I rebuild F/M mags, so I'll try to answer your questions in simple terms for ya.
1.Yes, the magnetic rotor is what you're calling the amature. It's not really an armature. Main shaft would be a little better reference name.
2.The neutral point is when you turn the mag. rotor shaft real slow at the spot you don't feel the drag anymore that's what he's calling the neutral spot. If you turn it slowly a few times you'll feel that drag, then it will turn easy for a second.
3. The F/M mag caps are pretty tough. If the high tension terminals aren't round anymore, or one of them is 1/2 of what it's supposed to be, I usually replace them. As long as they are still pretty round and have their shape, the cap's good to go.
4. Remagnetising a rotor is something you don't have to worry about. You have to have a magnetizer to do it correctly.
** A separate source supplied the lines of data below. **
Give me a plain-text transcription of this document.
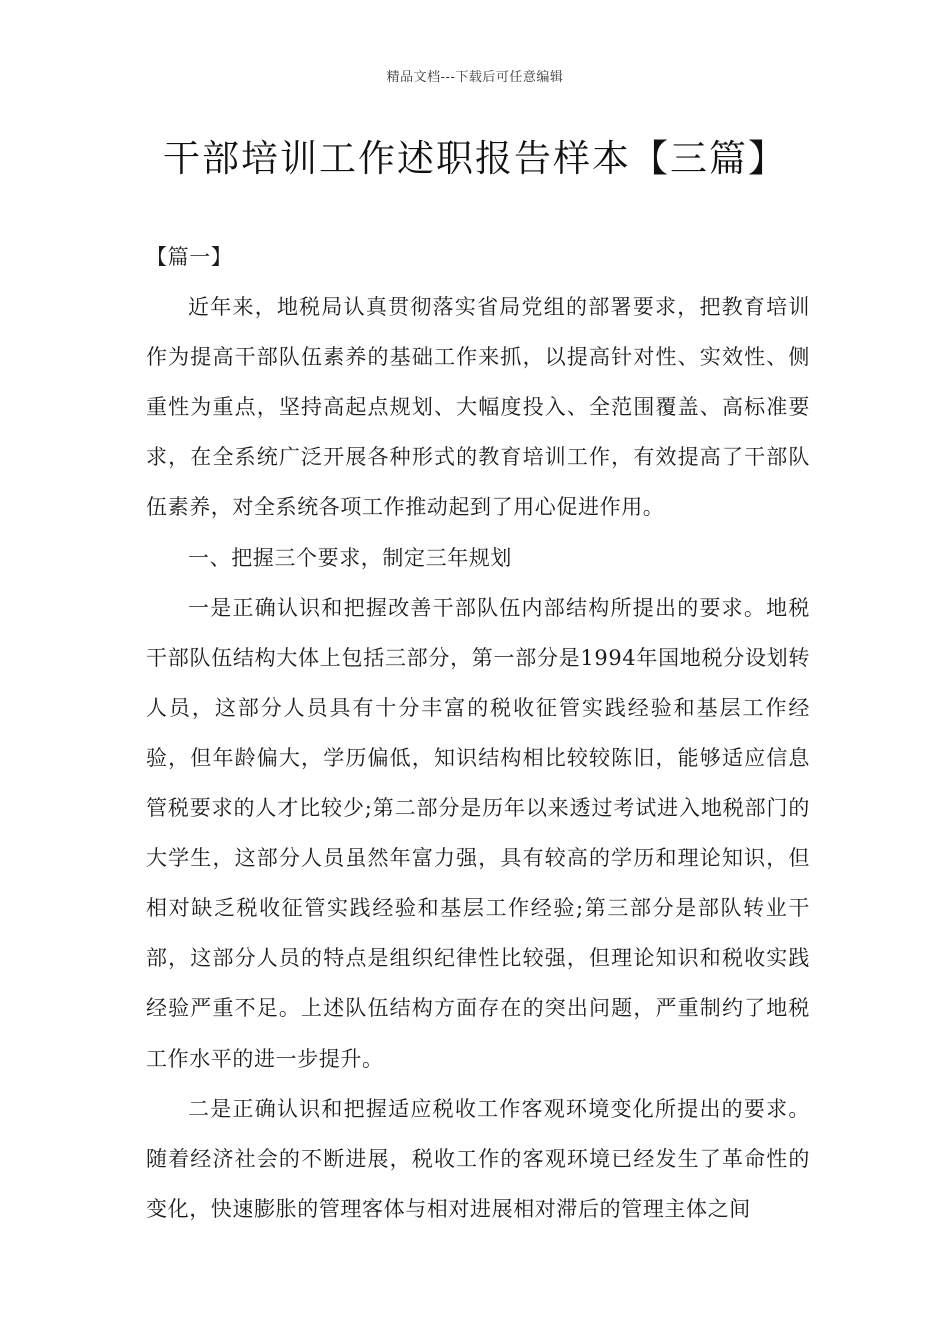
精品文档---下载后可任意编辑
干部培训工作述职报告样本【三篇】

【篇一】

近年来，地税局认真贯彻落实省局党组的部署要求，把教育培训作为提高干部队伍素养的基础工作来抓，以提高针对性、实效性、侧重性为重点，坚持高起点规划、大幅度投入、全范围覆盖、高标准要求，在全系统广泛开展各种形式的教育培训工作，有效提高了干部队伍素养，对全系统各项工作推动起到了用心促进作用。

一、把握三个要求，制定三年规划

一是正确认识和把握改善干部队伍内部结构所提出的要求。地税干部队伍结构大体上包括三部分，第一部分是1994年国地税分设划转人员，这部分人员具有十分丰富的税收征管实践经验和基层工作经验，但年龄偏大，学历偏低，知识结构相比较较陈旧，能够适应信息管税要求的人才比较少;第二部分是历年以来透过考试进入地税部门的大学生，这部分人员虽然年富力强，具有较高的学历和理论知识，但相对缺乏税收征管实践经验和基层工作经验;第三部分是部队转业干部，这部分人员的特点是组织纪律性比较强，但理论知识和税收实践经验严重不足。上述队伍结构方面存在的突出问题，严重制约了地税工作水平的进一步提升。

二是正确认识和把握适应税收工作客观环境变化所提出的要求。随着经济社会的不断进展，税收工作的客观环境已经发生了革命性的变化，快速膨胀的管理客体与相对进展相对滞后的管理主体之间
5.6. Again, a distributor machine is needed to do testing for distributors and magneto's. Here's how you can do it home. Set the points manually (.020) and start from there. Turn the lights off and turn the snap coupler and take a look at the spark at the points. A nice bluish white spark is what yer' lookin for. You can adjust the points a little tighter to get the spark you want. Depending on the wear on the rotor cam, will determine the best spark at the point contacts. You may wind up with .018 for optimum flash. Coils usually stay around a long time. The condensor is the little bugger that causes problems sometimes. Hope this helps ya out.